Dans ses « pages littéraires » de fin de semaine, le quotidien Présent (1982-2022) offrait une chronique régulière qui s’intitula « la chine nationaliste », puis « le chineur français » après une interruption de quelques années. Cette chronique s’adressait et s’adresse toujours, désormais sur le site du Nouveau Présent Hebdo, aux collectionneurs, aux « chineurs » du dimanche.
« Maréchal, nous voilà pas », pourraient chanter les commissaires-priseurs de Nice. Cela fait en effet dix ans que l’un des leurs essaie – en vain – de vendre un exceptionnel manuscrit attribué au maréchal Pétain. Ce document de 350 pages est illustré par 70 croquis. Le tout forme une sorte d’épais cahier, qui raconte la guerre de 14-18, l’intérêt étant bien évidemment qu’il s’agit du récit de celui qui fut l’un des acteurs essentiels et héros de cette guerre, le récit d’un soldat, engagé au plus fort de la bataille, plus que celui d’un historien ou d’un compilateur d’archives.
Ce texte avait été publié après la guerre (sauf à vérifier qu’il n’ait pas été profondément remanié dans la version publiée). C’est donc moins pour le contenu qu’en raison de la main qui a tenu la plume, que ce document est précieux.
Le maréchal s’était fait construire une villa, le domaine de l’Ermitage, dans la commune de Villeneuve-Loubet, entre Nice et Cannes. Le manuscrit a été retrouvé par hasard, dans la malle d’un artisan qui avait travaillé à l’Ermitage. On peut imaginer qu’il lui avait été donné par le maréchal, en reconnaissance pour son travail.

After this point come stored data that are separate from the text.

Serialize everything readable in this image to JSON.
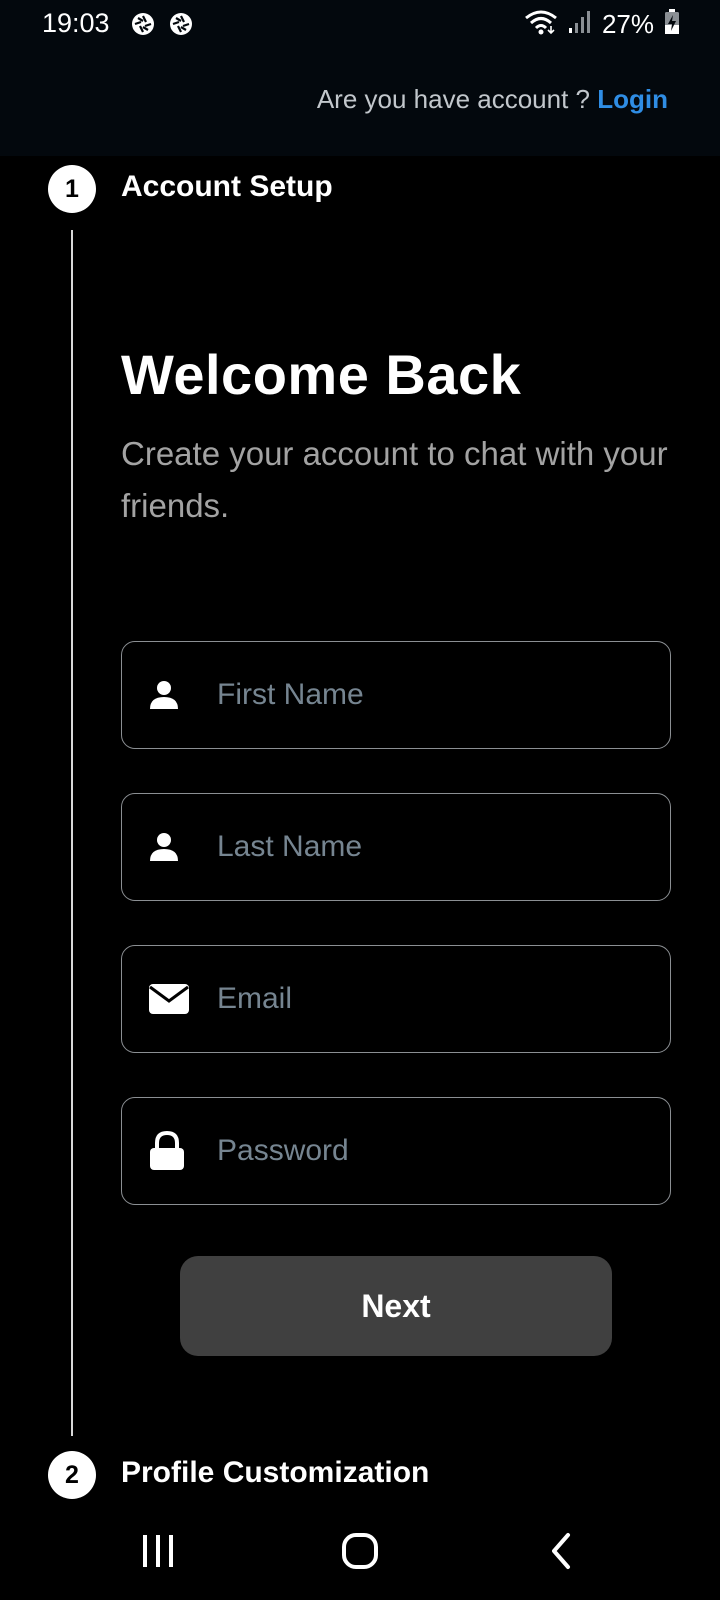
{
  "status_bar": {
    "time": "19:03",
    "battery": "27%",
    "icons": [
      "camera-aperture-icon",
      "camera-aperture-icon",
      "wifi-icon",
      "signal-icon",
      "battery-charging-icon"
    ]
  },
  "header": {
    "login_prompt": "Are you have account ? ",
    "login_link": "Login"
  },
  "steps": [
    {
      "number": "1",
      "label": "Account Setup"
    },
    {
      "number": "2",
      "label": "Profile Customization"
    }
  ],
  "main": {
    "title": "Welcome Back",
    "subtitle": "Create your account to chat with your friends."
  },
  "form": {
    "fields": [
      {
        "icon": "person-icon",
        "placeholder": "First Name",
        "value": ""
      },
      {
        "icon": "person-icon",
        "placeholder": "Last Name",
        "value": ""
      },
      {
        "icon": "envelope-icon",
        "placeholder": "Email",
        "value": ""
      },
      {
        "icon": "lock-icon",
        "placeholder": "Password",
        "value": ""
      }
    ],
    "next_label": "Next"
  },
  "nav_bar": {
    "icons": [
      "recent-apps-icon",
      "home-icon",
      "back-icon"
    ]
  },
  "colors": {
    "background": "#000000",
    "header_background": "#03080d",
    "accent_link": "#2f8de4",
    "placeholder": "#768591",
    "button": "#404040"
  }
}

Une expertise avait conclu que ce manuscrit était bien – et intégralement – de la main du maréchal. En 2014, le cabinet de vente aux enchères d’objets haut de gamme Sotheby’s le proposa à la vente, sur la base d’une expertise de 350 000 euros. Mais la veille de la vente, le cabinet retira le manuscrit, en raison de rumeurs contestant le fait qu’il soit de la main de Philippe Pétain. Une nouvelle expertise fut lancée. C’est seulement au printemps 2023 que la Cour de cassation a tranché définitivement le débat : oui, le texte est de la main du maréchal. Il est alors remis en vente, par la maison Nice Enchères, cette fois.
Mais l’Etat n’entend pas le préempter : le temps passant et la désinformation gagnant du terrain, la figure du vainqueur de Verdun est devenue de plus en plus sulfureuse. « Pire qu’Hitler », ont pu écrire sans vergogne des commentateurs assez peu renseignés sur l’Histoire de France. Plus récemment encore, un député LFI réputé tabasseur nommé Deloglu, a pu avouer pour sa part, au micro de Sud Radio, qu’il ne savait pas qui était Pétain, si ce n’est que c’était un raciste…
De ce fait, et aussi en raison des polémiques antérieures sur l’authenticité du manuscrit, les experts ont ramené l’estimation du manuscrit à 80 000 euros, ce qui est donné pour un texte de cette provenance, de cette importance et de ce volume.
Une très belle affaire…
Le document devait passer en salle des ventes en décembre 2024. Il a été retiré in extremis, une fois de plus, pour une raison tout à fait extraordinaire, pour le coup : une autre vente aux enchères devait avoir lieu cette semaine-là, consacrée cette fois à la succession de Gaulle. Or il ne pouvait être question, parait-il, que les deux personnages (désormais historiques) s’affrontent une fois de plus, même par le truchement de commissaires-priseurs. La vente a donc été encore reportée, cette fois au 11 mars.
Une chose est sûre : ces grotesques péripéties risquent de faire encore chuter les estimations… et de permettre à un acheteur potentiel de réaliser une très belle affaire, car il est fort probable qu’à terme les jugements de l’Histoire finiront par réhabiliter la figure du maréchal Pétain. Ce manuscrit est donc un placement, certes de long terme, mais certainement plus sûr que les Bons du Trésor destinés à financer la dette du pays.